Supriyadi pun membandingkan, antara pendapatan karyawan luar negeri yakni waiters dengan waiters caffe dalam negeri.Waiters luar negeri dengan pendapatannya mampu melalang buana keliling dunia. Namun belum tentu untuk waiters di Indonesia.
“Ya, karena gaji kita dalam negeri belum bisa mensejahterakan pekerjanya,” jelasnya.
Menjawab pertanyaan, mengenai kenaikan yang diinginkan, Ia menyebutkan meminta untuk kenaikan sebesar 15 persen.
“Kalau secara subjektif ditanya maunya berapa, kita maunya kenaikan sebesar 15 persen. Semakin tinggi semakin kuat juga daya beli buruh. Upah jadi kekuatan bagi buruh untuk mencapai kesejahteraannya,” tuturnya.

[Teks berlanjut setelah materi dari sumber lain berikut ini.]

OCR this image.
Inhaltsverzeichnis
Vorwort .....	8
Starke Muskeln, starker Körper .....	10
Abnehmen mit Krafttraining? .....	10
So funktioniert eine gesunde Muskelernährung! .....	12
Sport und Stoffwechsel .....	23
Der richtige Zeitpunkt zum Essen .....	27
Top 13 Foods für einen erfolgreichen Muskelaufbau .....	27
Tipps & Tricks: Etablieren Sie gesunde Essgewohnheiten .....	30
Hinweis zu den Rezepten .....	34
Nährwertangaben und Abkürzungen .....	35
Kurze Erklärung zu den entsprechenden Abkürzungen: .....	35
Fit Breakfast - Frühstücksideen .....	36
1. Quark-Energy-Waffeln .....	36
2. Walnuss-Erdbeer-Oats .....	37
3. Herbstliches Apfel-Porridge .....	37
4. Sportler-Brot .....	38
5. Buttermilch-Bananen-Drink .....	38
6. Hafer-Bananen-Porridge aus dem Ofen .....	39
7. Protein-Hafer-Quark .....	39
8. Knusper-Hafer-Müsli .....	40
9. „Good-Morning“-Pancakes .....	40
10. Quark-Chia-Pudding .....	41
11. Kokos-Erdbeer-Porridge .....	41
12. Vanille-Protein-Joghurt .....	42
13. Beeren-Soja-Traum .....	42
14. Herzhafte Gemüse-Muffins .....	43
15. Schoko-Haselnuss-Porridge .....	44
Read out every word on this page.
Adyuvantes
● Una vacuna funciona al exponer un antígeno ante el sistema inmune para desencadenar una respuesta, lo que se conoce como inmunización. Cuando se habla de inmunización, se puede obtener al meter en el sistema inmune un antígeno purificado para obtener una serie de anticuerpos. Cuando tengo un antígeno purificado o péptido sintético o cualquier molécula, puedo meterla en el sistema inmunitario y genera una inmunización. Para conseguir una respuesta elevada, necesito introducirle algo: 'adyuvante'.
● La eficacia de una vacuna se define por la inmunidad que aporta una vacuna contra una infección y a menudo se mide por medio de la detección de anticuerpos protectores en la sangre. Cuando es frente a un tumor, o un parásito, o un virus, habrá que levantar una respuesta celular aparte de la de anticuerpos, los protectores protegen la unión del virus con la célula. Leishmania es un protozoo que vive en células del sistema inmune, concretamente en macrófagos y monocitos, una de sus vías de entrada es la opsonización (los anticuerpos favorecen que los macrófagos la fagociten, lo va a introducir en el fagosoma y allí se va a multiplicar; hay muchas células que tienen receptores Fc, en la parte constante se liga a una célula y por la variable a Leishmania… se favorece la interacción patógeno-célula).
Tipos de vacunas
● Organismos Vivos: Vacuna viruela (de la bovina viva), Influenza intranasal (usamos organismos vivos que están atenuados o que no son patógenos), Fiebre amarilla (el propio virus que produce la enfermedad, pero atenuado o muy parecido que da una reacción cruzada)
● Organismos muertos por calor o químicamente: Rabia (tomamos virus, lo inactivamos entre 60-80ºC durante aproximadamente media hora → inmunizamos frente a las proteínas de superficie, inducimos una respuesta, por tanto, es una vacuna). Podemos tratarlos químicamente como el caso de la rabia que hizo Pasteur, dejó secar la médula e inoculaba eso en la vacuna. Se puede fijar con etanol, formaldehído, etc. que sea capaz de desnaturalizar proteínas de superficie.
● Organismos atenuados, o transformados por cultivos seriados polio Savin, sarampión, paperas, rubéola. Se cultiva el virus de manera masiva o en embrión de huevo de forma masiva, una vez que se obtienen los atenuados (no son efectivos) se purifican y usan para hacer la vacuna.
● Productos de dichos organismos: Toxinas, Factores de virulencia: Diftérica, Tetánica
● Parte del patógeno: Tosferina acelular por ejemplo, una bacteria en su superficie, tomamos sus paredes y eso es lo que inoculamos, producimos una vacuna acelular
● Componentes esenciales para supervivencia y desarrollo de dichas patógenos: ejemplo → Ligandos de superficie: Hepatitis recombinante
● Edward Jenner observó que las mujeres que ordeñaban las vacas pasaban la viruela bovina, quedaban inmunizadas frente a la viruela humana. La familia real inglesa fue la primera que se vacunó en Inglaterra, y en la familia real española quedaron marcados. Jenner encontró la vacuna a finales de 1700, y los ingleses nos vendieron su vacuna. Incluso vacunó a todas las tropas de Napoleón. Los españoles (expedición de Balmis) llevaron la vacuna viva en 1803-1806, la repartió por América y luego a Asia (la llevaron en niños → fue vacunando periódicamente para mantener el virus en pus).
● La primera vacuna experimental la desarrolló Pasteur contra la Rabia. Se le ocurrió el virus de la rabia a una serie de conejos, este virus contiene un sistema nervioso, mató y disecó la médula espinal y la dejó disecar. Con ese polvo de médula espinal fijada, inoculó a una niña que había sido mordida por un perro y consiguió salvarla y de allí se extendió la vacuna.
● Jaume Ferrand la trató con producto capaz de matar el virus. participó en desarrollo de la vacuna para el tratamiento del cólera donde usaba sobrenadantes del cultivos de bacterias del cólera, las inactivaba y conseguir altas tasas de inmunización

Kendati demikian, dirinya tetap mengapresiasi kenaikan UMK Bontang, dengan harapan perusahaan bisa menerapkan menerapkan ketetapan yang baru. Sebab ketetapan itu sudah berdasarkan kesepakatan Dewan Pengupahan Kota Bontang. Baik dari pekerja maupun pengusaha.
“Kami sebagai serikat buruh tentu selalu pro aktif melakukan diskusi kepada anggota pekerja. Jadi perusahaan juga harus menghargai hasil ketetapan UMK baru,” tutup Supriyadi.